Role of Surface Gravity Waves in Aquaplanet Ocean Climates

We present a set of idealized numerical experiments of a solstitial aquaplanet ocean and examine the thermodynamic and dynamic implications of surface gravity waves (SGWs) upon its mean state. The aquaplanet's oceanic circulation is dominated by an equatorial zonal jet and four Ekman driven meridional overturning circulation (MOC) cells aligned with the westerly atmospheric jet streams and easterly trade winds in both hemispheres. Including SGW parameterization (representing modulations of air‐sea momentum fluxes, Langmuir circulation, and Stokes‐Coriolis force) increases mixed layer vertical momentum diffusivity by ∼40% and dampens surface momentum fluxes by ∼4%. The correspondingly dampened MOC impacts the oceanic density structure to 1 km depth by lessening the large‐scale advective transports of heat and salt, freshening the equatorial latitudes (where evaporation minus precipitation [E − P] is negative) and increasing salinity in the subtropics (where E − P is positive) by ∼1%. The midlatitude pycnocline in both hemispheres is deepened by the inclusion of SGWs.

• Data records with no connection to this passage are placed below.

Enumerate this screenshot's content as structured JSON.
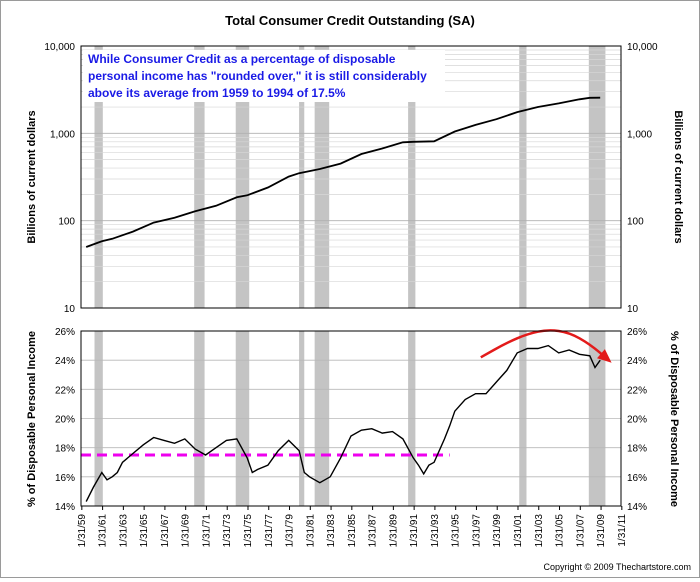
{
  "chart_data": [
    {
      "type": "line",
      "title": "Total Consumer Credit Outstanding (SA)",
      "ylabel_left": "Billions of current dollars",
      "ylabel_right": "Billions of current dollars",
      "yscale": "log",
      "ylim": [
        10,
        10000
      ],
      "yticks": [
        10,
        100,
        1000,
        10000
      ],
      "ytick_labels": [
        "10",
        "100",
        "1,000",
        "10,000"
      ],
      "annotation": [
        "While Consumer Credit as a percentage of disposable",
        "personal income has \"rounded over,\" it is still considerably",
        "above its average from 1959 to 1994 of 17.5%"
      ],
      "series": [
        {
          "name": "Total Consumer Credit Outstanding",
          "x": [
            1959.5,
            1961,
            1962,
            1964,
            1966,
            1968,
            1970,
            1972,
            1974,
            1975,
            1977,
            1979,
            1980,
            1982,
            1984,
            1986,
            1988,
            1990,
            1991,
            1993,
            1995,
            1997,
            1999,
            2001,
            2003,
            2005,
            2007,
            2008,
            2009
          ],
          "values": [
            50,
            58,
            62,
            75,
            95,
            108,
            128,
            148,
            185,
            195,
            240,
            320,
            350,
            390,
            450,
            580,
            670,
            790,
            800,
            810,
            1050,
            1250,
            1450,
            1750,
            2000,
            2200,
            2450,
            2550,
            2560
          ]
        }
      ]
    },
    {
      "type": "line",
      "ylabel_left": "% of Disposable Personal Income",
      "ylabel_right": "% of Disposable Personal Income",
      "ylim": [
        14,
        26
      ],
      "yticks": [
        14,
        16,
        18,
        20,
        22,
        24,
        26
      ],
      "ytick_labels": [
        "14%",
        "16%",
        "18%",
        "20%",
        "22%",
        "24%",
        "26%"
      ],
      "average_line": {
        "label": "average 1959-1994",
        "value": 17.5,
        "x_start": 1959,
        "x_end": 1994.5,
        "color": "#ee00ee"
      },
      "series": [
        {
          "name": "Consumer Credit as % of Disposable Personal Income",
          "x": [
            1959.5,
            1960.2,
            1961,
            1961.5,
            1962,
            1962.5,
            1963,
            1964,
            1965,
            1966,
            1967,
            1968,
            1969,
            1970,
            1971,
            1972,
            1973,
            1974,
            1975,
            1975.5,
            1976,
            1977,
            1978,
            1979,
            1980,
            1980.5,
            1981,
            1982,
            1983,
            1984,
            1985,
            1986,
            1987,
            1988,
            1989,
            1990,
            1991,
            1991.5,
            1992,
            1992.5,
            1993,
            1994,
            1994.5,
            1995,
            1996,
            1997,
            1998,
            1999,
            2000,
            2001,
            2002,
            2003,
            2004,
            2005,
            2006,
            2007,
            2008,
            2008.5,
            2009
          ],
          "values": [
            14.3,
            15.3,
            16.3,
            15.8,
            16.0,
            16.3,
            17.0,
            17.6,
            18.2,
            18.7,
            18.5,
            18.3,
            18.6,
            17.9,
            17.5,
            18.0,
            18.5,
            18.6,
            17.3,
            16.3,
            16.5,
            16.8,
            17.8,
            18.5,
            17.8,
            16.3,
            16.0,
            15.6,
            16.0,
            17.3,
            18.8,
            19.2,
            19.3,
            19.0,
            19.1,
            18.6,
            17.3,
            16.8,
            16.2,
            16.8,
            17.0,
            18.6,
            19.5,
            20.5,
            21.3,
            21.7,
            21.7,
            22.5,
            23.3,
            24.5,
            24.8,
            24.8,
            25.0,
            24.5,
            24.7,
            24.4,
            24.3,
            23.5,
            24.0
          ]
        }
      ],
      "trend_arrow": {
        "color": "#e31b1b",
        "x": [
          1997.5,
          2000,
          2002,
          2004,
          2006,
          2008,
          2009.8
        ],
        "values": [
          24.2,
          25.2,
          25.8,
          26.1,
          25.9,
          25.1,
          24.0
        ]
      }
    }
  ],
  "recessions": [
    [
      1960.3,
      1961.1
    ],
    [
      1969.9,
      1970.9
    ],
    [
      1973.9,
      1975.2
    ],
    [
      1980.0,
      1980.5
    ],
    [
      1981.5,
      1982.9
    ],
    [
      1990.5,
      1991.2
    ],
    [
      2001.2,
      2001.9
    ],
    [
      2007.9,
      2009.5
    ]
  ],
  "recession_color": "#c4c4c4",
  "x_axis": {
    "range": [
      1959,
      2011
    ],
    "ticks": [
      "1/31/59",
      "1/31/61",
      "1/31/63",
      "1/31/65",
      "1/31/67",
      "1/31/69",
      "1/31/71",
      "1/31/73",
      "1/31/75",
      "1/31/77",
      "1/31/79",
      "1/31/81",
      "1/31/83",
      "1/31/85",
      "1/31/87",
      "1/31/89",
      "1/31/91",
      "1/31/93",
      "1/31/95",
      "1/31/97",
      "1/31/99",
      "1/31/01",
      "1/31/03",
      "1/31/05",
      "1/31/07",
      "1/31/09",
      "1/31/11"
    ]
  },
  "copyright": "Copyright © 2009 Thechartstore.com"
}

Including SGWs into the aquaplanet ocean model acts to increase mixed layer depth by ∼10% (up to 20% in the wintertime in midlatitudes), decrease vertical shear in the upper 200 m and alter local midlatitude buoyancy frequency. Generally, the impacts of SGWs upon the aquaplanet ocean are found to be consistent across cooler and warmer climates. We suggest that the implications of these simulations could be relevant to understanding future projections of SGW climate, exoplanetary oceans, and the dynamics of the Southern Ocean mixed layer.